All Saw sequels cannibalize previous entries by twisting past events on their head but at least II and IV were good at doing so. There was no point in IV where I was drawn out of the movie because the filmmakers were flagrant and obvious about dumping story material into the movie to be expounded later on. In fact, Saw IV was rather thrilling, easily the most tightly paced of the series so far.
That's quite a feat since it has a quadruple story thread. There's John Kramer's origin, tracking his depressing arc from distinguished gentleman with a hot wife 20 years his junior to crazed Jigsaw. We find out Eric Matthews (Donnie Wahlberg) is alive, in a trap with Hoffman. There's also Rigg (Lyriq Bent), long-time series survivor racing to avenge Kerry's death and save Matthews. And then we have Agent Strahm (Scott Patterson), a newcomer agent interrogating Jigsaw's wife, Jill.
Resurrecting Eric Matthews has the guise of being a real crowd pleaser, as we all hope he'll escape and exact some revenge. Instead, his head gets crushed by two ice blocks. Awesome, and truly merciless.

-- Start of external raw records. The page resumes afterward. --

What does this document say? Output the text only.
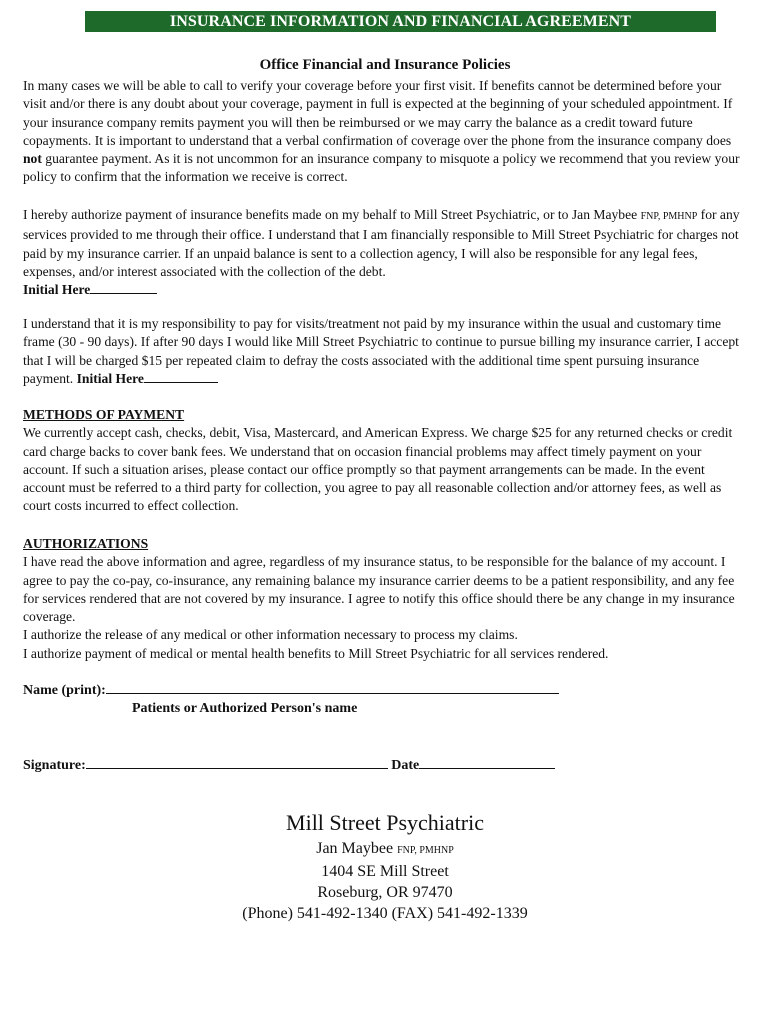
INSURANCE INFORMATION AND FINANCIAL AGREEMENT
Office Financial and Insurance Policies

In many cases we will be able to call to verify your coverage before your first visit. If benefits cannot be determined before your visit and/or there is any doubt about your coverage, payment in full is expected at the beginning of your scheduled appointment. If your insurance company remits payment you will then be reimbursed or we may carry the balance as a credit toward future copayments. It is important to understand that a verbal confirmation of coverage over the phone from the insurance company does not guarantee payment. As it is not uncommon for an insurance company to misquote a policy we recommend that you review your policy to confirm that the information we receive is correct.

I hereby authorize payment of insurance benefits made on my behalf to Mill Street Psychiatric, or to Jan Maybee FNP, PMHNP for any services provided to me through their office. I understand that I am financially responsible to Mill Street Psychiatric for charges not paid by my insurance carrier. If an unpaid balance is sent to a collection agency, I will also be responsible for any legal fees, expenses, and/or interest associated with the collection of the debt.

Initial Here

I understand that it is my responsibility to pay for visits/treatment not paid by my insurance within the usual and customary time frame (30 - 90 days). If after 90 days I would like Mill Street Psychiatric to continue to pursue billing my insurance carrier, I accept that I will be charged $15 per repeated claim to defray the costs associated with the additional time spent pursuing insurance payment. Initial Here

METHODS OF PAYMENT

We currently accept cash, checks, debit, Visa, Mastercard, and American Express. We charge $25 for any returned checks or credit card charge backs to cover bank fees. We understand that on occasion financial problems may affect timely payment on your account. If such a situation arises, please contact our office promptly so that payment arrangements can be made. In the event account must be referred to a third party for collection, you agree to pay all reasonable collection and/or attorney fees, as well as court costs incurred to effect collection.

AUTHORIZATIONS

I have read the above information and agree, regardless of my insurance status, to be responsible for the balance of my account. I agree to pay the co-pay, co-insurance, any remaining balance my insurance carrier deems to be a patient responsibility, and any fee for services rendered that are not covered by my insurance. I agree to notify this office should there be any change in my insurance coverage.

I authorize the release of any medical or other information necessary to process my claims.

I authorize payment of medical or mental health benefits to Mill Street Psychiatric for all services rendered.

Name (print):
Patients or Authorized Person's name
Signature:	Date
Mill Street Psychiatric
Jan Maybee FNP, PMHNP
1404 SE Mill Street
Roseburg, OR 97470
(Phone) 541-492-1340 (FAX) 541-492-1339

I've liked Patterson since Gilmore Girls and when I heard that he had been cast in a Saw movie back in 2007, I took pity. But, you know what; it's a decent performance and a great character. Strahm is exactly what the series needed at this point: somebody serious, cocky, and competent. It's like when you watch a zombie movie and the heroes know to shoot 'em in the head. You like those people right away and it gives the writers less room to allow them to do stupid things.
Most inventive trap: The ice trap that kills Matthews. Hilariously brutal.
Stupid person in a horror movie moment: I would've figured that Art (the lawyer in charge of keeping Hoffman and Matthews in place) would've told them to keep still for 90 minutes and then they could go free. This was a cheap ploy to keep the audience in suspense.